Solution: Suppose the second block moves at speed \(v^{\prime}\) towards right after the collision. From the principle of conservation of momentum,
\(
m v=2 m v^{\prime} \text { or } v^{\prime}=v / 2 .
\)
Hence, the velocity of separation \(=v / 2\) and the velocity of approach \(=v\). By definition,
\(
e=\frac{\text { velocity of the separation }}{\text { velocity of approach }}=\frac{v / 2}{v}=\frac{1}{2} .
\)

ELASTIC COLLISION IN TWO DIMENSIONS

Consider two objects \(A\) and \(B\) of mass \(m_{1}\) and \(m_{2}\) kept on the \(X\)-axis (Figure 6.10). Initially, the object \(B\) is at rest and \(A\) moves towards \(B\) with a speed \(u_{1}\). If the collision is not head-on (the force during the collision is not along the initial velocity), the objects move along different lines. Suppose the object \(A\) moves with a velocity \(\overrightarrow{v_{1}}\) making an angle \(\theta\) with the \(X\)-axis and the object \(B\) moves with a velocity \(\overrightarrow{v_{2}}\) making an angle \(\Phi\) with the same axis. Also, suppose \(\overrightarrow{v_{1}}\) and \(\overrightarrow{v_{2}}\) lie in \(X-Y\) plane.

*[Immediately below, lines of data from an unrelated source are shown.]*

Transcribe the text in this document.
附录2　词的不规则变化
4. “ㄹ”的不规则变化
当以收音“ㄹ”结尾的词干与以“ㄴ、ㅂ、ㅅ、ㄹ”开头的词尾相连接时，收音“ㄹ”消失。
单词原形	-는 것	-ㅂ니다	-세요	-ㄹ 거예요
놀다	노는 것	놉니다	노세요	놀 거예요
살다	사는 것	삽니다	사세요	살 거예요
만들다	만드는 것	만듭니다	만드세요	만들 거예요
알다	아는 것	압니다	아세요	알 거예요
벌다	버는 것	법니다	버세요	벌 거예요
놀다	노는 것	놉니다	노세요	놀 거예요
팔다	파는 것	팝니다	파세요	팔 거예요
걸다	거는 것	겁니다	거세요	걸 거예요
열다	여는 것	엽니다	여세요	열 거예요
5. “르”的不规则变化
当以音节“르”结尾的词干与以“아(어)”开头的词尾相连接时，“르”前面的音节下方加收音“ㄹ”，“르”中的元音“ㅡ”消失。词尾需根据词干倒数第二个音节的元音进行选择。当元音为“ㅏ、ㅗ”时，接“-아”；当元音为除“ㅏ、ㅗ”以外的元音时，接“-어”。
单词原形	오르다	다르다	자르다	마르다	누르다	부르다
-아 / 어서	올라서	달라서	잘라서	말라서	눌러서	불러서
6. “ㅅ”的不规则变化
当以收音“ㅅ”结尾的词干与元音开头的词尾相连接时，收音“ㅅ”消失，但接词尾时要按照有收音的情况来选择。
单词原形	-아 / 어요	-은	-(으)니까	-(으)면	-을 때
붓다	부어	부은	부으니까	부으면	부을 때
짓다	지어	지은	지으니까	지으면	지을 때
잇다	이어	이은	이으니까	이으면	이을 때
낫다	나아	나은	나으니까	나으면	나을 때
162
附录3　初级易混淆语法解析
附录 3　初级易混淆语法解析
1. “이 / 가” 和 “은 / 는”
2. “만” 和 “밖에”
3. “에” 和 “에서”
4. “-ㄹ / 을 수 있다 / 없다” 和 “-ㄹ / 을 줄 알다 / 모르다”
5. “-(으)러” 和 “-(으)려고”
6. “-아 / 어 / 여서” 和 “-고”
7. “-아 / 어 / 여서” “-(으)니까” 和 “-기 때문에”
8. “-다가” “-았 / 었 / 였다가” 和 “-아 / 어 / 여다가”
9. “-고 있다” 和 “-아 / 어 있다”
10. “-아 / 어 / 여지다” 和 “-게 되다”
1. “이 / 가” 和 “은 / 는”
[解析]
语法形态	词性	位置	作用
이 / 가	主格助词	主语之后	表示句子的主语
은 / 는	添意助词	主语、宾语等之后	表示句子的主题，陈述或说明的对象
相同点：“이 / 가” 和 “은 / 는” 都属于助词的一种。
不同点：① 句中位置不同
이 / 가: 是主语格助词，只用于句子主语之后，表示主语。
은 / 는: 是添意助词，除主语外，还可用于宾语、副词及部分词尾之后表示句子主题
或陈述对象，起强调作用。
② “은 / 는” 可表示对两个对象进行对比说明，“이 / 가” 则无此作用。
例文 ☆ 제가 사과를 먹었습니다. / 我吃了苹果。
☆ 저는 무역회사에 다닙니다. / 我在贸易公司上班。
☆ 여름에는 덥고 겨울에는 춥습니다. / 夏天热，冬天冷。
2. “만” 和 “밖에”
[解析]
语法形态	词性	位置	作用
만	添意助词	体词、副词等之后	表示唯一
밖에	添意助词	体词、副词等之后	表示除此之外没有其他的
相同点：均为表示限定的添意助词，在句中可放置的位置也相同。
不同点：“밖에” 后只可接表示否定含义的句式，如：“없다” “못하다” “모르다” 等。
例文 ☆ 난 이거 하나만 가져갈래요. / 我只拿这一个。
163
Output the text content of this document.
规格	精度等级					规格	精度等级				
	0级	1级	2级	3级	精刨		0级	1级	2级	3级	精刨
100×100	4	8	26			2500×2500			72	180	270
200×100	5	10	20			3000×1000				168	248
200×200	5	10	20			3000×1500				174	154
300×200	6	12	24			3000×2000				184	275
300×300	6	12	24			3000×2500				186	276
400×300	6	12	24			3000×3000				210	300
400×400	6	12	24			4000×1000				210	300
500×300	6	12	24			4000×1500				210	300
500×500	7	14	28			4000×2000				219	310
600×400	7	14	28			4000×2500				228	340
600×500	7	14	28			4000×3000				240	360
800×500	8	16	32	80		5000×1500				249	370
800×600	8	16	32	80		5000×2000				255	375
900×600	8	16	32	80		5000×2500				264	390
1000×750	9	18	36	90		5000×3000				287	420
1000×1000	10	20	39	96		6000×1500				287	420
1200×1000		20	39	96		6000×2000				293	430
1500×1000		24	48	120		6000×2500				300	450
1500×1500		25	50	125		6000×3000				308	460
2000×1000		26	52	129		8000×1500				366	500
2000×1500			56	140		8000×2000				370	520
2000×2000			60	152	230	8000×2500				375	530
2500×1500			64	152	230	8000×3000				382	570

Using conservation of momentum in \(X\) and \(Y\) directions, we get
\(
\text { and } \quad \begin{aligned}
m_{1} u_{1} &=m_{1} v_{1} \cos \theta+m_{2} v_{2} \cos \Phi & \ldots & \text { (i) } \\
0 &=m_{1} v_{1} \sin \theta-m_{2} v_{2} \sin \Phi . & \ldots & \text { (ii) }
\end{aligned}
\)
If the collision is elastic, the final kinetic energy is equal to the initial kinetic energy. Thus,
\(
\frac{1}{2} m_{1} u_{1}^{2}=\frac{1}{2} m_{1} v_{1}^{2}+\frac{1}{2} m_{2} v_{2}^{2} \dots (iii)
\)
We have four unknowns \(v_{1}, v_{2}, \theta\) and \(\Phi\) to describe the final motion whereas there are only three relations. Thus, the final motion cannot be uniquely determined with this information.

Figure 6.10
In fact, the final motion depends on the angle between the line of force during the collision and the direction of the initial velocity. The momentum of each object must be individually conserved in the direction perpendicular to the force. The motion along the line of force may be treated as a one-dimensional collision.

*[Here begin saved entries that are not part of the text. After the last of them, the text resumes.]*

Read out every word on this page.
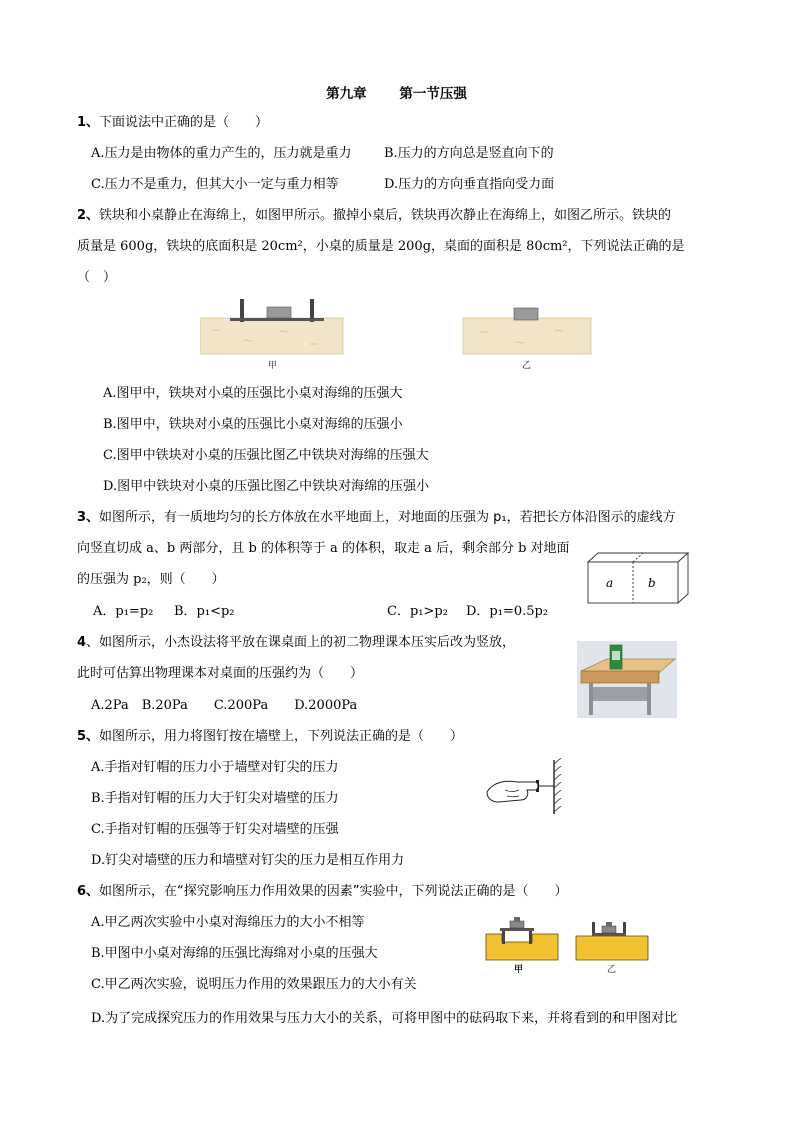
第九章 第一节压强
1、下面说法中正确的是（　　）
A.压力是由物体的重力产生的，压力就是重力 B.压力的方向总是竖直向下的
C.压力不是重力，但其大小一定与重力相等	D.压力的方向垂直指向受力面
2、铁块和小桌静止在海绵上，如图甲所示。撤掉小桌后，铁块再次静止在海绵上，如图乙所示。铁块的
质量是 600g，铁块的底面积是 20cm²，小桌的质量是 200g，桌面的面积是 80cm²，下列说法正确的是
（　）
甲	乙
A.图甲中，铁块对小桌的压强比小桌对海绵的压强大
B.图甲中，铁块对小桌的压强比小桌对海绵的压强小
C.图甲中铁块对小桌的压强比图乙中铁块对海绵的压强大
D.图甲中铁块对小桌的压强比图乙中铁块对海绵的压强小
3、如图所示，有一质地均匀的长方体放在水平地面上，对地面的压强为 p₁，若把长方体沿图示的虚线方
向竖直切成 a、b 两部分，且 b 的体积等于 a 的体积，取走 a 后，剩余部分 b 对地面
的压强为 p₂，则（　　）	a	b
A．p₁=p₂ B．p₁<p₂	C．p₁>p₂ D．p₁=0.5p₂
4、如图所示，小杰设法将平放在课桌面上的初二物理课本压实后改为竖放，
此时可估算出物理课本对桌面的压强约为（　　）
A.2Pa　B.20Pa　　C.200Pa　　D.2000Pa
5、如图所示，用力将图钉按在墙壁上，下列说法正确的是（　　）
A.手指对钉帽的压力小于墙壁对钉尖的压力
B.手指对钉帽的压力大于钉尖对墙壁的压力
C.手指对钉帽的压强等于钉尖对墙壁的压强
D.钉尖对墙壁的压力和墙壁对钉尖的压力是相互作用力
6、如图所示，在“探究影响压力作用效果的因素”实验中，下列说法正确的是（　　）
A.甲乙两次实验中小桌对海绵压力的大小不相等
B.甲图中小桌对海绵的压强比海绵对小桌的压强大
C.甲乙两次实验，说明压力作用的效果跟压力的大小有关
D.为了完成探究压力的作用效果与压力大小的关系，可将甲图中的砝码取下来，并将看到的和甲图对比
甲	乙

IMPULSE AND IMPULSIVE FORCE

When two bodies collide, they exert forces on each other while in contact. The momentum of each body is changed due to the force on it exerted by the other. On an ordinary scale, the time duration of this contact is very small and yet the change in momentum is sizeable. This means that the magnitude of the force must be large on an ordinary scale. Such large forces acting for a very short duration are called impulsive forces. The force may not be uniform while the contact lasts.

The change in momentum produced by such an impulsive force is
\(
\vec{P}_{f}-\vec{P}_{i}=\int_{P_{i}}^{P_{f}} d \vec{P}=\int_{t_{i}}^{t_{f}} \frac{d \vec{P}}{d t} d t=\int_{t_{i}}^{t_{f}} \vec{F} d t
\)

Figure 6.11
This quantity \(\int_{t_{i}}^{t_{f}} \vec{F} d t\) is known as the impulse of the force \(\vec{F}\) during the time interval \(t_{i}\) to \(t_{f}\) and is equal to the change in the momentum of the body on which it acts. Obviously, it is the area under the \(F-t\) curve for one-dimensional motion.